Jika nanti pengadilan bertindak, penundaan standing Pita sebagai anggota parlemen merupakan opsi sambil menunggu putusan akhir atas diskualifikasinya. Itu mungkin menghilangkan peluang pemimpin Partai Maju Maju untuk ikut serta dalam pemilihan perdana menteri di parlemen, yang mungkin akan berlanjut ke minggu depan.

Baca selengkapnya: Siapa Yang Akan Menjadi Perdana Menteri Thailand Berikutnya? Inilah Semua Cara yang Bisa Dilakukan

Pita adalah satu-satunya kandidat untuk kursi puncak setelah partainya meraih kursi terbanyak dalam pemilihan umum 14 Mei lalu.
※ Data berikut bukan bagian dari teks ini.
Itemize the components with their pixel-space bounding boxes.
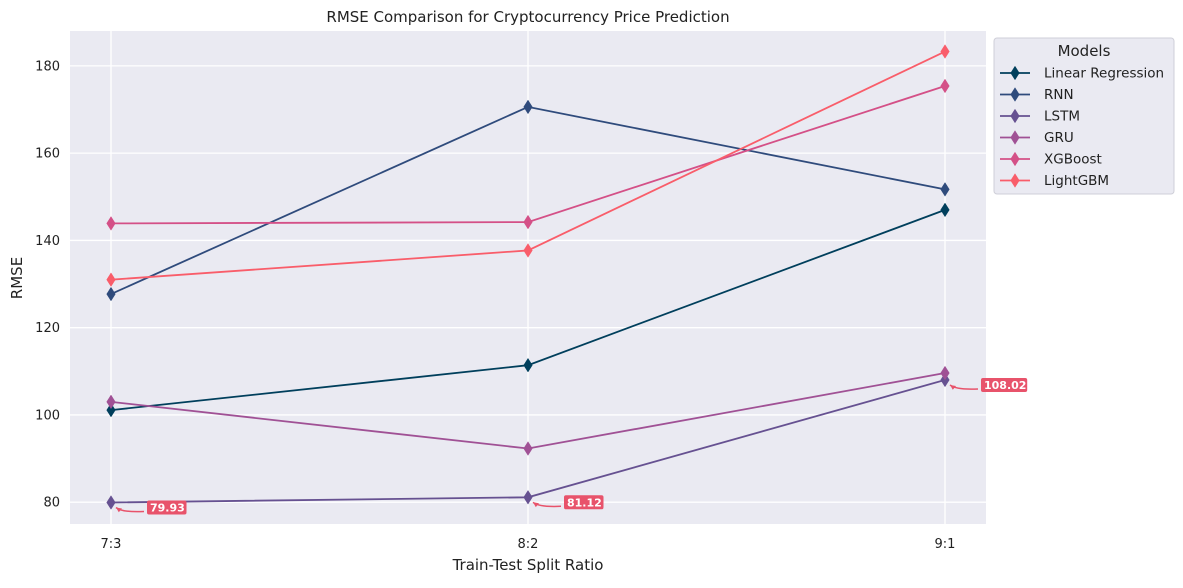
annotation-arrowhead <box>116 507 122 513</box>
legend-item-gru: GRU <box>1000 130 1074 146</box>
legend-item-lstm: LSTM <box>1000 109 1080 125</box>
legend-label: XGBoost <box>1044 152 1102 168</box>
legend-swatch-marker <box>1010 173 1020 188</box>
series-lightgbm <box>106 44 950 287</box>
annotation-label: 108.02 <box>984 379 1026 392</box>
data-point-lstm <box>106 495 116 510</box>
data-point-linear-regression <box>940 202 950 218</box>
x-tick-labels: 7:3 8:2 9:1 <box>101 537 956 552</box>
data-point-xgboost <box>523 214 533 230</box>
y-tick-label: 160 <box>35 147 60 162</box>
legend-box <box>993 37 1175 195</box>
data-point-lstm <box>523 490 533 505</box>
annotation-arrowhead <box>950 384 956 390</box>
y-tick-label: 100 <box>35 408 60 423</box>
x-tick-label: 7:3 <box>101 537 122 552</box>
annotation-arrowhead <box>533 502 539 508</box>
legend-label: Linear Regression <box>1044 66 1164 82</box>
legend-label: GRU <box>1044 130 1074 146</box>
y-axis-title: RMSE <box>8 257 26 299</box>
legend-item-rnn: RNN <box>1000 87 1074 103</box>
annotation-box <box>564 495 604 510</box>
legend-swatch-marker <box>1010 65 1020 81</box>
legend: Models Linear Regression RNN LSTM GRU XGBoos… <box>993 37 1175 195</box>
x-tick-label: 8:2 <box>518 537 539 552</box>
annotation-label: 79.93 <box>150 501 185 514</box>
data-point-linear-regression <box>523 357 533 373</box>
x-axis-title: Train-Test Split Ratio <box>452 556 604 574</box>
data-point-gru <box>523 441 533 456</box>
annotations: 79.93 81.12 108.02 <box>115 377 1028 515</box>
data-point-gru <box>940 365 950 381</box>
y-tick-label: 120 <box>35 321 60 336</box>
legend-swatch-marker <box>1010 130 1020 145</box>
series-rnn <box>106 99 950 302</box>
annotation-label: 81.12 <box>567 496 602 509</box>
legend-label: LightGBM <box>1044 173 1109 189</box>
legend-items: Linear Regression RNN LSTM GRU XGBoost LightG… <box>1000 66 1164 189</box>
series-lines <box>106 44 950 510</box>
y-tick-label: 180 <box>35 59 60 74</box>
data-point-gru <box>106 394 116 410</box>
legend-title: Models <box>1058 42 1111 60</box>
data-point-lightgbm <box>106 272 116 287</box>
x-tick-label: 9:1 <box>935 537 956 552</box>
legend-label: RNN <box>1044 87 1074 103</box>
legend-item-xgboost: XGBoost <box>1000 152 1102 168</box>
annotation: 81.12 <box>532 495 604 510</box>
data-point-xgboost <box>106 216 116 231</box>
annotation-box <box>981 377 1028 392</box>
legend-swatch-marker <box>1010 151 1020 167</box>
series-linear-regression <box>106 202 950 418</box>
series-gru <box>106 365 950 456</box>
legend-label: LSTM <box>1044 109 1080 125</box>
data-point-xgboost <box>940 78 950 94</box>
data-point-lightgbm <box>523 243 533 258</box>
annotation-box <box>147 500 187 515</box>
data-point-rnn <box>523 99 533 115</box>
legend-swatch-marker <box>1010 108 1020 124</box>
data-point-linear-regression <box>106 402 116 418</box>
legend-item-linear-regression: Linear Regression <box>1000 66 1164 82</box>
legend-swatch-marker <box>1010 87 1020 102</box>
annotation: 108.02 <box>949 377 1028 392</box>
data-point-rnn <box>940 182 950 197</box>
annotation: 79.93 <box>115 500 187 515</box>
y-tick-label: 80 <box>43 496 60 511</box>
chart-title: RMSE Comparison for Cryptocurrency Price… <box>326 8 729 26</box>
series-xgboost <box>106 78 950 231</box>
y-tick-labels: 80 100 120 140 160 180 <box>35 59 60 510</box>
y-tick-label: 140 <box>35 234 60 249</box>
legend-item-lightgbm: LightGBM <box>1000 173 1109 189</box>
data-point-rnn <box>106 286 116 302</box>
data-point-lightgbm <box>940 44 950 59</box>
series-lstm <box>106 372 950 510</box>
Dia telah membangun aliansi delapan partai yang bersama-sama menguasai lebih dari 60% dari 500 kursi di Dewan Perwakilan Rakyat. Pita masih membutuhkan dukungan dari setidaknya 65 anggota parlemen lainnya, baik dari kubu konservatif maupun dari 250 anggota Senat untuk menjadi perdana menteri.

Bahkan ketika pencalonan Pita sendiri diragukan, sekretaris jenderal Transfer Ahead Chaithawat Tulathon mengatakan jadwal parlemen untuk mengadakan pemilihan perdana menteri pada hari Kamis kemungkinan tidak akan terpengaruh oleh keputusan badan pemungutan suara.
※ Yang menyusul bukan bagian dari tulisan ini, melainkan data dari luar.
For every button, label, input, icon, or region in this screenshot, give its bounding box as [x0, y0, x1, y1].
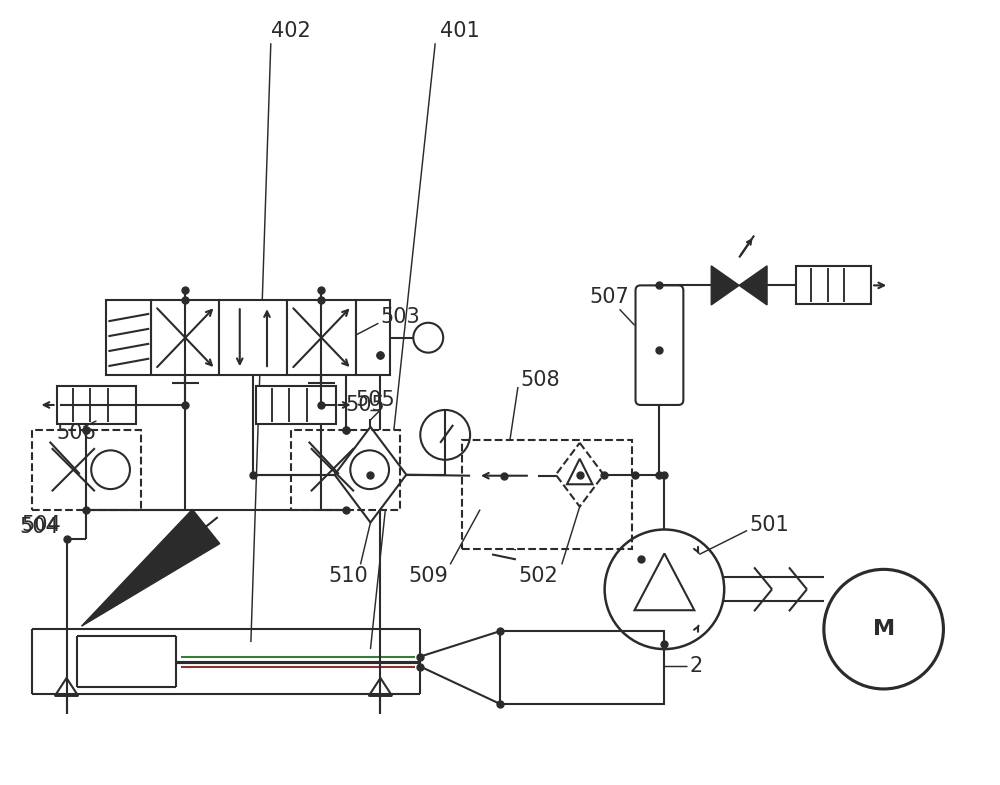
Text: 508: 508: [520, 370, 560, 390]
Bar: [32, 430, 141, 509]
Text: 504: 504: [20, 517, 59, 536]
Polygon shape: [711, 266, 739, 305]
Bar: [57, 386, 136, 424]
Text: 506: 506: [57, 423, 96, 443]
Text: M: M: [873, 619, 895, 639]
Polygon shape: [739, 266, 767, 305]
Bar: [106, 301, 151, 375]
Bar: [287, 301, 356, 375]
Text: 504: 504: [22, 514, 61, 535]
Text: 501: 501: [749, 514, 789, 535]
Text: 2: 2: [689, 656, 703, 676]
Bar: [256, 386, 336, 424]
Text: 502: 502: [518, 566, 558, 586]
Bar: [219, 301, 287, 375]
Text: 401: 401: [440, 21, 480, 42]
Polygon shape: [81, 509, 220, 626]
Bar: [500, 631, 664, 704]
Bar: [462, 440, 632, 550]
Bar: [291, 430, 400, 509]
Text: 510: 510: [329, 566, 368, 586]
Text: 509: 509: [408, 566, 448, 586]
Bar: [356, 301, 390, 375]
FancyBboxPatch shape: [636, 286, 683, 405]
Text: 505: 505: [346, 395, 385, 415]
Text: 507: 507: [590, 287, 629, 308]
Text: 503: 503: [380, 307, 420, 327]
Text: 402: 402: [271, 21, 311, 42]
Text: 505: 505: [356, 390, 395, 410]
Bar: [796, 266, 871, 305]
Bar: [151, 301, 219, 375]
Bar: [470, 442, 538, 509]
Maju kedepan diterbitkan sebuah “seruan mendesak untuk bertindak” kepada para pendukungnya, meminta mereka mengenakan pakaian jingga pada hari Kamis sebagai bentuk dukungan kepada Pita.

“Besok akan membawa persimpangan jalan bagi Thailand yang akan menentukan apakah kita akan kembali ke jenis politik yang tidak mempedulikan rakyat atau kita akan mengambil kesempatan untuk memajukan Thailand,” kata Chaithawat kepada wartawan. “Saya percaya orang Thailand tidak akan mendukungnya kali ini.”

Beberapa orang lain tidak berbagi optimisme itu. Gugatan hukum yang membayangi Pita membuat pemungutan suara hari Kamis semakin mungkin ditunda, kata Punchada Sirivunnabood, seorang profesor di Universitas Mahidol.

“Kasus ini akan berdampak besar,” kata Punchada. “Waktu ini memberikan apa yang dimaksudkan untuk dicapai. Itu juga bisa dijadikan alasan oleh para senator untuk mengajukan kasus penundaan pemungutan suara sampai ada kejelasan.”

Komisi Pemilihan memulai penyelidikan bulan lalu menyusul klaim oleh seorang aktivis politik bahwa Pita telah melanggar aturan pemilihan dengan memegang 42.000 saham di penyiar ITV Pcl yang sekarang sudah tidak beroperasi.